I am trying to understand the following statement about a collection of independent and identically distributed Bernoulli random variables.
We have $\theta$ as the probability of success of the Bernoulli random variable. Generally we can think of a specific observation of the probability parameter estimate as a random variable, $\hat{\theta}$. that can be estimated as $\hat{\theta} =\bar{Y} = > \frac{1}{n}\sum_{i=1}^n Y_i$ where $Y_i$ are Bernoulli random variables. We can see that our parameter estimate(random variable) is equal to the sample mean of the $Y_i$ follows a normal distribution $\mathcal{N}(\theta,\theta(1-\theta)/n)$ and so we can use the z-statistic for the confidence intervals for the Bernoulli parameter $\theta$.

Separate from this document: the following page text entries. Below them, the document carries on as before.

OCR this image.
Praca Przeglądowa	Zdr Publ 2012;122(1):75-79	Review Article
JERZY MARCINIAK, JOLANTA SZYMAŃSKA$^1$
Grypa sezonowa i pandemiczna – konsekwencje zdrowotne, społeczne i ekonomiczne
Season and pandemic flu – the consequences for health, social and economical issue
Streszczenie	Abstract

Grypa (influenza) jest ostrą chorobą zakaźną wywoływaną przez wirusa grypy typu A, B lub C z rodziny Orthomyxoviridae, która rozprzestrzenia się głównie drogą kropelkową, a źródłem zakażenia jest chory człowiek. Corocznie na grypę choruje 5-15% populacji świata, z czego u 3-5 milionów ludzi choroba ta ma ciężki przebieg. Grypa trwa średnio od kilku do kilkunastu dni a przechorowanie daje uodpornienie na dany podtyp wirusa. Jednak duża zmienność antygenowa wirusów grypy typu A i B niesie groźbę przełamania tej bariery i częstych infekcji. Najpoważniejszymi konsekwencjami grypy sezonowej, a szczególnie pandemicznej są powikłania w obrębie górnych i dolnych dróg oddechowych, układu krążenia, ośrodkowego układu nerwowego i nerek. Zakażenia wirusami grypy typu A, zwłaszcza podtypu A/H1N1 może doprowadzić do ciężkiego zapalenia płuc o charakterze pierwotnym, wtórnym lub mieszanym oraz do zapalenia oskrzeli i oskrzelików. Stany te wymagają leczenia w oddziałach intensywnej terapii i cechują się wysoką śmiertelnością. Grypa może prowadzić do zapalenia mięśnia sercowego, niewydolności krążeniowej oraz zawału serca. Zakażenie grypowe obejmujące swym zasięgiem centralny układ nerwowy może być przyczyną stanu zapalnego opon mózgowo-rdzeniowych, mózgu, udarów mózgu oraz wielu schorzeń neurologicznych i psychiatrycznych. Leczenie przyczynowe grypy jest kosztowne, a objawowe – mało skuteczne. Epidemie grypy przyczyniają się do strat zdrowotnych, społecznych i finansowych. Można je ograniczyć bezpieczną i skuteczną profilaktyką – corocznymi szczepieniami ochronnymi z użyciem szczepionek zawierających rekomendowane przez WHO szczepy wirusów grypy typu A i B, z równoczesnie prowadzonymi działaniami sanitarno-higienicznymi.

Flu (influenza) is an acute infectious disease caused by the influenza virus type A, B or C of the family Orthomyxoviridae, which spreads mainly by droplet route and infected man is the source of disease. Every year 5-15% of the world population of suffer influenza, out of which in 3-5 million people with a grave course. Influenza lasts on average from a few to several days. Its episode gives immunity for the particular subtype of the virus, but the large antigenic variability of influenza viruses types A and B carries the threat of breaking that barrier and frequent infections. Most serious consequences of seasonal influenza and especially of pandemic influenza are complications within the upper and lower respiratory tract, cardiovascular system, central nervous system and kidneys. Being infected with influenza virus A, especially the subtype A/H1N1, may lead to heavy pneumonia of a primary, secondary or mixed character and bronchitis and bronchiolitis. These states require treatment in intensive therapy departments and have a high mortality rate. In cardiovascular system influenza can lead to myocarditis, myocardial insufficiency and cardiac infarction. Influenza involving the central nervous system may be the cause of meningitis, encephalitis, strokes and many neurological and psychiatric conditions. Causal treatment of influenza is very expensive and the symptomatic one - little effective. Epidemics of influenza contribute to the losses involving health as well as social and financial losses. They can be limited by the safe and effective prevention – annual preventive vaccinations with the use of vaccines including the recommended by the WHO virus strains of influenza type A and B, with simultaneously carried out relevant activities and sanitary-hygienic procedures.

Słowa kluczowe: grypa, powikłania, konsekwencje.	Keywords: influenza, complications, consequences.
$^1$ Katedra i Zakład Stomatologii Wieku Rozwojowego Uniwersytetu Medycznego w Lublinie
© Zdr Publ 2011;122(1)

I am from a programming background and new to statistics. I think I understand that in statistics, parameters refer to populations, unlike in programming where parameters are passed as inputs to a function.
I am having trouble processing several things about the above statement.
What is meant by a specific observation of the probability parameter estimate. How does one observe an estimate? Would "observing" mean "calculating" here?
What name do I use to describe the inputs to this normal distribution $\mathcal{N}(\theta,\theta(1-\theta)/n)$ ?
As a programmer I would call them parameters. But I am understanding that is wrong in statistics.
I am understanding that the variance of a binomial distribution is given by $np(1-p)$ and I know that with CLT we divide the variance by n. However shouldn't that mean that the input to the normal distribution would be just $\theta(1-\theta)$ since the $n$ would cancel out?
Is the $p$ in my understanding of a binomial probability the same as $\theta$ here?
I am understanding that
- $\hat{\theta}$ means "a point estimate of $\theta$".
- $\bar{Y}$ means "The mean of Y"
[Update]
From River's answer I see that in $\frac{1}{n}\sum_{i=1}^n Y_i$ the fraction is causing a scaling, where as to me it looks like it is causing an ordinary maths multiplication. Is there any special notation to differentiate scaling and/or translations from ordinary multiplication and addition operations?
Let's take a specific example. Suppose a pollster wants to figure out the true percentage $\theta$ or $p$ of voters in their country who approve of Polly Politician. They pick out a series of random people, Voter 1, Voter 2, Voter 3, ..., Voter $n$ and ask them "Do you approve of Polly? (Y/N)". The responses they get are the random variables $Y_1, Y_2, Y_3, ..., Y_n$, where the value of $Y_i = 0$ if the voter does not approve, and $Y_i = 1$ if the voter does approve. If the sample is a) small enough compared to the entire population, and b) randomly enough selected from the population, then we may assume that $Y_i$ are approximately i.i.d. Bernoulli with $P(Y_i = 1) = \theta$.
A "specific observation" would be the actual observed sequence of responses (or corresponding $0$'s and $1$'s) gotten from Voters 1 through $n$ here when the pollster asked their opinion. We can loosely speak of any statistic based on/calculated from these observations, such as the sample mean $\hat{\theta}$ which we are using to estimate the true population parameter $\theta$, as also having been "observed" when the pollster performed their experiment.
You would still call $\theta$ and $\theta(1 - \theta)/n$ "parameters" of the distribution, statistically.
$n\hat{\theta} = Y_1 + ... + Y_n$ is binomial with mean $n\theta$ and variance $n\theta(1-\theta)$, which means it's approximated by a normal $X_n$ with mean $n \theta$ and variance $n \theta(1-\theta)$:
$$n\hat{\theta} \approx X_n, \text{ where } X_n \sim \mathcal{N} (n\theta, n\theta(1-\theta)).$$
Dividing by $n$ to get the sample mean $\hat{\theta}$ gives us the approximation
$$\hat{\theta} \approx \frac{1}{n} X_n,$$
and $\frac{1}{n} X_n$ will still be normal, and its mean has been divided by $n$, but its variance has been divided by $n^2$ (reason: variance is average squared distance from the mean; if we divide all the distances by $n$, we divide the squared distances by $n^2$). So our normal approximation $\frac{1}{n} X_n$ to $\hat{\theta}$ has distribution $\frac{1}{n} X_n \sim \mathcal{N}(\theta,\theta(1-\theta)/n)$.
Yep, different notation for the same thing.